Ethanol blending in petrol has saved more than ₹20,000 crore in foreign exchange during the ethanol supply year (ESY) 2021-22 (December 2021 to November 2022).

Public sector oil marketing companies have saved 433.6 crore litres of petrol due to ethanol blending during ESY 2021-22, according to data provided by the Union Minister of State for Petroleum & Natural Gas in the Rajya Sabha.

To address environmental concerns arising from the transportation sector, reduce dependence on crude oil imports, and boost the agriculture sector, the Indian government had launched the ethanol-blended petrol (EBP) programme in 2003, targeting to supply petrol blended with 5 per cent ethanol. It reset the target to blend petrol with 20 per cent ethanol by 2025 through the National Biofuels Policy.

The country achieved the target of supplying 10 per cent EBP in June 2022, five months ahead of schedule, up from 0.67 per cent blending in 2012. To achieve 20 per cent blending by 2025-26, it may require about 10.15 billion litres of ethanol.

Flex-fuel vehicles

E20 fuel, the 20 per cent ethanol blend with petrol, was launched in February this year at 84 outlets of oil marketing companies across the country.

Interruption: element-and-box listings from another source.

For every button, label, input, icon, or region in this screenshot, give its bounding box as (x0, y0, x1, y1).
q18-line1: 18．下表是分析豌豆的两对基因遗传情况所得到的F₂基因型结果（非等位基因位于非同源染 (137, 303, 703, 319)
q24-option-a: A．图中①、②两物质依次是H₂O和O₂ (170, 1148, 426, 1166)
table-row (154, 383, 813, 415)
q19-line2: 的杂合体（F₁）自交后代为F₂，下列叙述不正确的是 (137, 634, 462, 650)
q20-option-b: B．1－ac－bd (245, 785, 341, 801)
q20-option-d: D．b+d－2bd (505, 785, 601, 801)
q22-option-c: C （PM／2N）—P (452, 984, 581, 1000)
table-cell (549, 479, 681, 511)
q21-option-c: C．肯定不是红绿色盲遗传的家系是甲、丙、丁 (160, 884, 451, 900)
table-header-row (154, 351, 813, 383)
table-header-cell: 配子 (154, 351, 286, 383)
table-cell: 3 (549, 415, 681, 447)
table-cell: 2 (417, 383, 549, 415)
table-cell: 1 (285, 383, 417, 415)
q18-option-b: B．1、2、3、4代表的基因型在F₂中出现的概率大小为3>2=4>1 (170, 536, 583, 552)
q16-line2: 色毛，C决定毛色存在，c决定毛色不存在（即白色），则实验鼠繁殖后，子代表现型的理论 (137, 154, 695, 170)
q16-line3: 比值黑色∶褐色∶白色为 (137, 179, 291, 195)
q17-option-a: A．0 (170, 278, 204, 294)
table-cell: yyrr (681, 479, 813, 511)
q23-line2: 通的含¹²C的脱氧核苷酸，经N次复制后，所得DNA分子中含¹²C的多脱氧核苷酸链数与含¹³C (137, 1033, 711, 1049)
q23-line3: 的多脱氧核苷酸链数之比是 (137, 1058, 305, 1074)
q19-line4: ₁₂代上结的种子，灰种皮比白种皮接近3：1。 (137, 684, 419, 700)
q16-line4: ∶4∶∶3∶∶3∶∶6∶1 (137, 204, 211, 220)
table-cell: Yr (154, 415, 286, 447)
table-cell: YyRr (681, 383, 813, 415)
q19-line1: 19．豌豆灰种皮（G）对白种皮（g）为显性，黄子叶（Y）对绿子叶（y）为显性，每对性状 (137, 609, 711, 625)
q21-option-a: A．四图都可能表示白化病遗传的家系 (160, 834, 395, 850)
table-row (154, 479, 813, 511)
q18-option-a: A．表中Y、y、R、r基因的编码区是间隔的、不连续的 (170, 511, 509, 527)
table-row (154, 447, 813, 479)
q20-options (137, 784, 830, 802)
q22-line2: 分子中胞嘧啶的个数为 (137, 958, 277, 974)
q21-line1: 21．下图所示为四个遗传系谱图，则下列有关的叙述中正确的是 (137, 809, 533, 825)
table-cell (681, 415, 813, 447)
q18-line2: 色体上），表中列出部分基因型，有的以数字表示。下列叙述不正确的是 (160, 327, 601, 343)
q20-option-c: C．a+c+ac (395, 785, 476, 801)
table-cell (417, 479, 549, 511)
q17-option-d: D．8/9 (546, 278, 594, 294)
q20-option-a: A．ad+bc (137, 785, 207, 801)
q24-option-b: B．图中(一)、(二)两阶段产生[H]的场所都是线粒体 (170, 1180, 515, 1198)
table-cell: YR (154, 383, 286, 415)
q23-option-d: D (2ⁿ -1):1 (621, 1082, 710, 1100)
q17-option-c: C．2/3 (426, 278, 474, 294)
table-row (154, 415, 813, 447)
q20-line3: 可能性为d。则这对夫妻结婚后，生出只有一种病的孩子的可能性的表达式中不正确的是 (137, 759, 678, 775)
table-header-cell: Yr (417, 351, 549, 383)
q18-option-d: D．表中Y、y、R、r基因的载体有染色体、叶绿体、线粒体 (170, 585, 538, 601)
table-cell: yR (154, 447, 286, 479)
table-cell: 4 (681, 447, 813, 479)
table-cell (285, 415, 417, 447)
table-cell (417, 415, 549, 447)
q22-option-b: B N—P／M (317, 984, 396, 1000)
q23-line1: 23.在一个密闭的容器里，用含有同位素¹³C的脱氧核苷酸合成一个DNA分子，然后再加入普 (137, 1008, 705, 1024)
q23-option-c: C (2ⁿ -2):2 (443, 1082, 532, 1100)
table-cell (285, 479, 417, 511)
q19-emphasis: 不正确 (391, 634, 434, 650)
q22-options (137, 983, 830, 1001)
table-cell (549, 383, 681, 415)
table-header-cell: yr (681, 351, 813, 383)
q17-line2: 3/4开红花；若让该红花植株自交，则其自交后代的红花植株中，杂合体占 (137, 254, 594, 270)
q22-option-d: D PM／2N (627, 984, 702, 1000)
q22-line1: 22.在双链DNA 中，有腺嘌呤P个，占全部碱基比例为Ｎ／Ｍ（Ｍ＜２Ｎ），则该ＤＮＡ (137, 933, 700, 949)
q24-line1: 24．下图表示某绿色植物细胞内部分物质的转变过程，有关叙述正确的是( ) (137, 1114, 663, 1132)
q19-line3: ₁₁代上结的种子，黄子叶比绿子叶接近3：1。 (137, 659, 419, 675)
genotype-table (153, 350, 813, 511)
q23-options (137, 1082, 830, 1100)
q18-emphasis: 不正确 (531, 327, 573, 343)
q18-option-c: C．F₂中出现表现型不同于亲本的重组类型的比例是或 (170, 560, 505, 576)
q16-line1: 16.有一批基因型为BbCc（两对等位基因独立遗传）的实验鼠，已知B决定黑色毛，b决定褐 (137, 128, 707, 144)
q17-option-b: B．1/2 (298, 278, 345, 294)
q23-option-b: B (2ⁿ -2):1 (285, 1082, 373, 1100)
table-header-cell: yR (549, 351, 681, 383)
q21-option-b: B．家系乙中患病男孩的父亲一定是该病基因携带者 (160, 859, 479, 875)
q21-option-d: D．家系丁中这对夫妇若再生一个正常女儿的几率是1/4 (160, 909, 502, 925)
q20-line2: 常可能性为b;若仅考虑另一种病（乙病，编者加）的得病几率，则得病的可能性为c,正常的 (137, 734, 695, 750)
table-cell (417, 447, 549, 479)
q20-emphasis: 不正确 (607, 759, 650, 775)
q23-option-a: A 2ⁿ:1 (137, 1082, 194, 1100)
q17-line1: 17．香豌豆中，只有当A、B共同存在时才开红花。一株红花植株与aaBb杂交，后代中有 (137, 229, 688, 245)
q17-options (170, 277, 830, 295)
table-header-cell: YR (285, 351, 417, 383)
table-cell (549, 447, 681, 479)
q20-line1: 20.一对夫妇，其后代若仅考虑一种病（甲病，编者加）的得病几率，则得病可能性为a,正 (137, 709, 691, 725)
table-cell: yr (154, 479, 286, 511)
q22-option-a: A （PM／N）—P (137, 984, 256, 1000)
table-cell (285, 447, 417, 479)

Further, the sale of E100 on a pilot basis has commenced at three outlets in Pune.

Flex fuel engines can run on ethanol blend ranging from 20 per cent to 85 per cent. Indian automotive manufacturers are gearing up to adapt their products for flex fuel. Several manufacturers showcased their flex-fuel vehicles and engines at the recent Auto Expo 2023.

The market for ethanol in India is currently driven primarily by demand for disinfectants, beverages and other industrial applications; the Indian ethanol market is estimated to reach $5.64 billion (about ₹40,593 crore) by 2027, according to estimates.